Sorrow for Sin
James Smith, 1856
"I will be sorry for my sin!" Psalm 38:18
This is right, this is reasonable; but it is often difficult, for we are frequently more affected with the sins of others, than with our own.
"My sins!" What are they? — have you examined? — have you investigated? — have you tried to remember them?
There are heart sins. These perhaps never see the light; no eye rests on them, but the eye of God. Where would we hide our heads — if the sins of our hearts were published?
There are sins of the tongue, of the temper, and of the life.
There are sins into which we are betrayed, and sins more deliberately committed.
There are sins in the family, sins in the world, and sins in the service of God.
There are sins against man — and sins against God.
How numerous — how aggravated — how utterly inexcusable our sins are!
Some sin in the dark — but we sin in the light. Some sin against God's majesty — but we against God's mercy. The sins of some are against the Lawgiver — but ours are against the kind, the tender, the loving Father. Our sins are like scarlet and crimson! Our sins grieve the Holy Spirit, and dishonor the Eternal Father!

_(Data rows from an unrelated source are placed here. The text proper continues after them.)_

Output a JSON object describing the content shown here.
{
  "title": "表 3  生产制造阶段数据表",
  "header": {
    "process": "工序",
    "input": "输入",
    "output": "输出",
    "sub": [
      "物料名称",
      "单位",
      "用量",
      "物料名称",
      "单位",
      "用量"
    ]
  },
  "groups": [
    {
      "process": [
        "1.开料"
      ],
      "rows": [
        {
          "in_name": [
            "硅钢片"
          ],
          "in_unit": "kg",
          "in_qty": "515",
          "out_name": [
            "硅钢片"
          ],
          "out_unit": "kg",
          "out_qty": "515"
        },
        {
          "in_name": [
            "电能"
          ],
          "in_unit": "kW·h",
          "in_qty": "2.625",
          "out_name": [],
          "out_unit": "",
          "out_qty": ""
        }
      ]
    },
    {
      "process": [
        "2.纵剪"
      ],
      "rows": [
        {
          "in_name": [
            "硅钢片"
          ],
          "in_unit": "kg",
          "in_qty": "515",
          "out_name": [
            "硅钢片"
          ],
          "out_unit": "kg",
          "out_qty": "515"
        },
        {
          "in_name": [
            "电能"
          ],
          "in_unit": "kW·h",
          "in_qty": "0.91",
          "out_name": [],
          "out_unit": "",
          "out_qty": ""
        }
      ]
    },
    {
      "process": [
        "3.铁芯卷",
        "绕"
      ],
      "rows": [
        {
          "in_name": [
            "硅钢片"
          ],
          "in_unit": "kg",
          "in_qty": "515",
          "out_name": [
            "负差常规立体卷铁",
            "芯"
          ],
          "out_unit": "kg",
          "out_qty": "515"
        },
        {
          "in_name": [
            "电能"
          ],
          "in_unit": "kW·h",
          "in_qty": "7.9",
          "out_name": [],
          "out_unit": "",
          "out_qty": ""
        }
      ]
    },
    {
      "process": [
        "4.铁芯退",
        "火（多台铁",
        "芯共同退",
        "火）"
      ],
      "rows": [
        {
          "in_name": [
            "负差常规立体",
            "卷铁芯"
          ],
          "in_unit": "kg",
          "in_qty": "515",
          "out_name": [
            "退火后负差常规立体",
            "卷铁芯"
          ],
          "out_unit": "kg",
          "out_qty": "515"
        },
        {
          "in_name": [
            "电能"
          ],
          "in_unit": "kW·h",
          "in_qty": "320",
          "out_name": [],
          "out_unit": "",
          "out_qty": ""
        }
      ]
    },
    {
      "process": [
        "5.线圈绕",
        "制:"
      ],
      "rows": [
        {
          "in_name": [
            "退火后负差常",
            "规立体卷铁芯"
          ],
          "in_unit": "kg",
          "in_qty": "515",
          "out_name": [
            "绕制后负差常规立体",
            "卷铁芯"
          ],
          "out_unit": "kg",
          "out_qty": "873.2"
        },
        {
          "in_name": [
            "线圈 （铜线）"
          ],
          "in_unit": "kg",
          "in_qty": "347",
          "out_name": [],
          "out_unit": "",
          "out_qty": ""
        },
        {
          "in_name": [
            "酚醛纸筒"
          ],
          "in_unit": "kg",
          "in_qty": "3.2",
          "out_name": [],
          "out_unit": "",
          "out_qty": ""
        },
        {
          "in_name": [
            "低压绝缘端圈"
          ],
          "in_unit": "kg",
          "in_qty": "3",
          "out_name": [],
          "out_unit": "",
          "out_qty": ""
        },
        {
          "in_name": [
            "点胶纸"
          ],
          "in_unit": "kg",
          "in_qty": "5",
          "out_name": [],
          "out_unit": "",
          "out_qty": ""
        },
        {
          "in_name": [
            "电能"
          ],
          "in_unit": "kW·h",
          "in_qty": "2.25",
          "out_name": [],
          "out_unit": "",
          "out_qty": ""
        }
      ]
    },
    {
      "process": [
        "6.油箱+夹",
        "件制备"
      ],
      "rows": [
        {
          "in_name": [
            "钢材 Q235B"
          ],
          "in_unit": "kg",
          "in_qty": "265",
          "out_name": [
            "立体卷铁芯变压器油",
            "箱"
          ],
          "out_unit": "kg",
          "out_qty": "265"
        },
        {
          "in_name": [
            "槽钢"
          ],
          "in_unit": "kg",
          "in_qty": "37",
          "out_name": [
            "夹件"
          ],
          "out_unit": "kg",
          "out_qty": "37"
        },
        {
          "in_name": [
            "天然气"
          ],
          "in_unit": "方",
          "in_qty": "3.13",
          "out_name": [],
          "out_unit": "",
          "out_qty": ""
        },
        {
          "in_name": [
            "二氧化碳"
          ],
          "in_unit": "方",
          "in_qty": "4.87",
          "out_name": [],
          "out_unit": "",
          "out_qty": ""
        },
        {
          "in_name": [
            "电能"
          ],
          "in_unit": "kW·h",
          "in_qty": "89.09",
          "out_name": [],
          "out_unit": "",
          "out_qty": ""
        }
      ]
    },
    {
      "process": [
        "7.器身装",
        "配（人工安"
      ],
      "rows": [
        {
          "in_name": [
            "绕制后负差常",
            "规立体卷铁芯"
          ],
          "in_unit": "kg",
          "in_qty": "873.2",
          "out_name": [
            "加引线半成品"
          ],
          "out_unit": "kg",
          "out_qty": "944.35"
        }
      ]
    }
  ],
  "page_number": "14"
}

Our sins crucified and murdered the only begotten Son!
Our sins have marred creation, affected the course of providence, and done everything but baffle grace.
In size they are like the great mountains — and in number like the sands of the sea!
Every sin deserves Hell; what, then, must sins so numerous, so great, so aggravated as ours deserve?
Oh, that the Holy Spirit would give us a clear, correct,
and heart-affecting view of our sins! This would . . .
humble our pride,
destroy our self-righteousness, and
endear the precious, precious blood of Jesus more than ever!
Reader, has God ever shown you your sins in the light of his holy law? Have you ever seen your sins in the light of His countenance? Have you ever seen them in the agony and bloody sweat, in the cross and passion of the Son of God? It not, you will never be sorry for your sins, with that sorrow which works repentance unto life.
In order to carry out this purpose, and be sorry for our sins — we must have correct views of God's covenant character. While we look upon God simply as a Lawgiver, as one pledged to punish our sins — we shall be filled with self-pity, alarm, and concern to escape punishment; but we shall not be sorry for our sins. But if we see that God is love — that it goes to his heart to punish us for our sins — that, rather than do so, he will deliver up his only begotten and well-beloved Son for us — if we hear his loving voice warning us, expostulating with us, and beseeching us to be reconciled to him — if we see that our sins wound his heart — and yet he pities and pardons us — then we shall be prepared to be sorry for our sins.
It is love, the free, infinite, and eternal love of God .
which breaks the heart,
which opens the sluices of repentance,
and which fills us with godly sorrow.
It is when I realize that my sins are against the law of love, and the God of love — that I am sorry for them. It is when I see that they pierced and wounded incarnate love in the person of Jesus, and that they grieve his loving heart still — that my sorrow for them is stirred. When I sit on the brow of Calvary, and witness the sorrow, the pain, the death-throes of the Son of God, and realize that my sins were the procuring cause of all — then my heart breaks, then I weep, then I mourn for him as one who mourns for his only son, and am in bitterness as one that is in bitterness for his first-born — I am sorry for my sin.
Reader, are you acquainted with sorrow for sin? Has the fear of Hell been taken away — has the assurance of Heaven been given you — and yet have you felt as if your heart would break with grief on account of sin? Evangelical repentance, the repentance which is unto life, and which needs not to be repented of — is heart sorrow for pardoned sin — sin that cannot damn us — sin that will not turn away the love of God from us. It is the child weeping because he has grieved his Father — affected by his Father's love, which he has seen shining in his tears. To be sorry that I have incurred displeasure, and brought upon myself punishment, is one thing; and to be sorry that I have wounded the tender heart of God, is another. The former is sorrow for the effects of sin, and may be purely selfish; the latter is sorrow for the cause of sin — and flows from love to God in the soul.
If we are not sorry for our sin — we have no proof that God has pardoned our sin. And if God has indeed pardoned our sin — we shall not speak lightly of it, or turn it into jest. No; it will humble us, lay us in the dust, and make us loathe ourselves in our own sight!
The deeper our repentance — the sweeter the joys of pardon will be!
The greater our sorrow for sin — the more precious Jesus will be as our deliverer from sin!
The more pungent our grief at the cross — the warmer will be our zeal in the church, and the more careful our walk in the world.
Holy and ever-blessed Spirit, give us such a sight of sin, such a sense of the love of God, such a realization of pardon, and such fellowship with Christ in his sufferings — as shall cause us daily and hourly to say, "I will confess my iniquity — and be sorry for my sin!"